Are you aware of the dramatic increase in the interest and use of 3D printing for industrial applications?   3D printing has been around for decades but whereas the early solutions looked more like futuristic chemistry experiments minded by laboratory technicians the latest techniques are surely set completely change the way real production parts are made.  This however, requires a move from the “lab” to the shop floor and the adoption of systems that can sustain the demands of real world production.  It also puts pressure on the need to be able to create parts with greater dimensions than can fit within the restricted printing envelope of some types of printing systems and to do so in shorter times.

If you look around a 3D printing exhibition today you will see that one of the most common variations in 3D printing for industrial use –are devices that print layer by layer on a flat horizontal plane.  The powder bed, laser powered technology is a good example of this and these printers can produce complex metal parts but rather slowly and within significant size limitations.   There are many variations of flat (or fixed) plane printing addressing many different material types.  With a few notable exceptions the build process proceeds layer by layer in a vertical direction.

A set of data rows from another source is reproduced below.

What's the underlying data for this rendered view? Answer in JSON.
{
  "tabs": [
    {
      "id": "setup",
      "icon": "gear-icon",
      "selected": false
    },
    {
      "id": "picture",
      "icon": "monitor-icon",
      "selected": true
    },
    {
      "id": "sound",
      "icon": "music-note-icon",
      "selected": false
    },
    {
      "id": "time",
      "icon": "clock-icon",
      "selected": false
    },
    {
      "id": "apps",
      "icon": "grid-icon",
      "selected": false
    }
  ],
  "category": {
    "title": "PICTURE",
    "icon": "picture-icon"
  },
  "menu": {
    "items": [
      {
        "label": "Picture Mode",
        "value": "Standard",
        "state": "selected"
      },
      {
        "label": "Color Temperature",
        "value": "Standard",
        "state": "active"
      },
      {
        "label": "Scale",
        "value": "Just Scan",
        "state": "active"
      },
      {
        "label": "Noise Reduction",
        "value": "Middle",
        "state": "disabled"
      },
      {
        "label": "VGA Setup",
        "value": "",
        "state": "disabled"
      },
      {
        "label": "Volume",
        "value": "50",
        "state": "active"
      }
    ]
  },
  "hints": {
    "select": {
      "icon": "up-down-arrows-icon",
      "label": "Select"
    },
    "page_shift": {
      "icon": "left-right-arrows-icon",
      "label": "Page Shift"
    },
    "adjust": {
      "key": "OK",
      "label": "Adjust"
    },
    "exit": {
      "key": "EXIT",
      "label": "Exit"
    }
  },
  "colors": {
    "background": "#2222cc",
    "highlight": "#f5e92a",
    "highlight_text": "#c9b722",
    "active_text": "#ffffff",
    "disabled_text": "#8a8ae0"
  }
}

However a completely different approach to 3D printing is emerging and being used to create large and complex parts and in shorter times and typically using equipment that even looks a lot more industrial.  In these cases the material (metal or “plastic”) is deposited via a deposition device that can be driven along a path in a 3D space by a full multi-axis system such as a robot. Simply put its like machining in reverse and we adding rather than subtracting material. Typically the material is transformed during the deposition process.If its metal it can be introduced as a jet of powder or as thin metal rods like welding rods.   The heat source to “melt” the source material for the metal examples can be from a strange array of either lasers, electron beams, or electric arc power.  For thermoplastics the deposition head can transform tiny pellets or reels of plastic strip into beads of deposited “plastic.  Whatever the material, the key differentiator over fixed plane printing systems is the ability to place the material only where it’s needed to form the geometry of the part being printed.  In many cases both the part and the deposition device can be moved in almost any direction under full simultaneous axis control via an advanced machine tool style multi-axis controller. 

This multi-axis 3D printing has some interesting advantages.  It’s generally much faster than many fixed plane systems (comparing metal powder bed to metal powder jet for example).  The maximum part sizes are much bigger and potentially huge if the deposition device is attached to a robot on a rail or to a gantry system like a large machine tool.  

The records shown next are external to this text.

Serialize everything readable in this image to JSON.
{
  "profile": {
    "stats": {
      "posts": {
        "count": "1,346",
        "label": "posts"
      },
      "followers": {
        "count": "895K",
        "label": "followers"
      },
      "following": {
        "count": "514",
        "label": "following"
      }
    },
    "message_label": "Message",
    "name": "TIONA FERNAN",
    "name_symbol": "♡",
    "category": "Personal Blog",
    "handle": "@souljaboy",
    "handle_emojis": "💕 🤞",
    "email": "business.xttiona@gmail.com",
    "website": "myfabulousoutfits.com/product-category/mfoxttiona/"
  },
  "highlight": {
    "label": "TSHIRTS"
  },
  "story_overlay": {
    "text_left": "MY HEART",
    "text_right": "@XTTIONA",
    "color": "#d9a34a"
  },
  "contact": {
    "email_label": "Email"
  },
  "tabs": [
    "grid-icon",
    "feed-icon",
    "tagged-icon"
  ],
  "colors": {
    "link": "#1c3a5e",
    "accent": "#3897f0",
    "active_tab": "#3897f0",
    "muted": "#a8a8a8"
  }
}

As noted above, the equipment used for multi-axis printing typically comes straight from proven industrial sources.   It can be either a multi-axis machine tool equipped with a laser metal powder system or other deposition system, or a robot, or in some cases we see a variation of some equipment originally designed for high end, large scale welding.  Robots are often seen in “plastic” or composite material deposition and machine tools and welding style machines typically for metal deposition.  Many companies and system builders are experimenting with variations of these and development is accelerating. 

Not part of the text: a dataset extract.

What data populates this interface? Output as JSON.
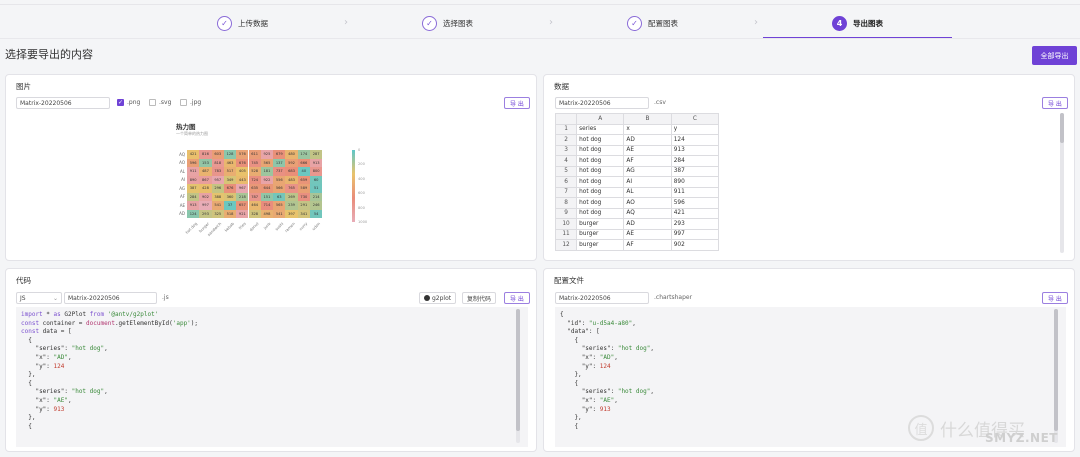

Two common elements of these emerging multi-axis deposition systems are the multi-axis software needed to create the deposition paths in 3D space and the advanced multi-axis controller to interpret these paths and drive the equipment.   In the latter case, the Siemens SINUMERIK 840D controller often appears as a system of choice, known for its advanced multi-axis capability and often seen replacing the standard controller installed on an off-the-shelf robot in these situations.For the software many teams start with 5-axis CAM software but they soon see that, although multi-axis deposition case has a lot in common with basic 5-axis CAM calculations, there are big differences and many additional capabilities are required.

At Siemens PLM we have developed the NX Multi-axis Deposition module within the same framework as used for our well proven NX CAM software solution.  We use all the core functions that NX CAM users take for granted such as handling part models, machine assemblies and kinematics, process simulation and post processing and much more. The new additive manufacturing functions create a whole new array of paths and deposition axis controls.For cases where the platform is robotic, the NX CAM Robotics solution, which is also built within the framework of NX CAM, is a natural fit from a basic path perspective the NX system sees it as just an alternative multi-axis machine to drive.

With so many development avenues and combinations of materials, power sources, equipment platforms and software the whole area of multi-axis deposition is one that seems set to explode as companies race to find cheaper, faster and more flexible ways to create advanced products tailored to specific customer requirements.

If you have any questions or comments about the article, or specifically about our solution, leave them in the COMMENT area below.  

vynce Paradise

I was an engineer with varous letters after my name like CEng, MICE, then an engineering software salesman in the UK (products and services), and for the last ten years a product marketing guy based in southern California. I have been in and around the engineering software sales and marketing business for more than 2 decades.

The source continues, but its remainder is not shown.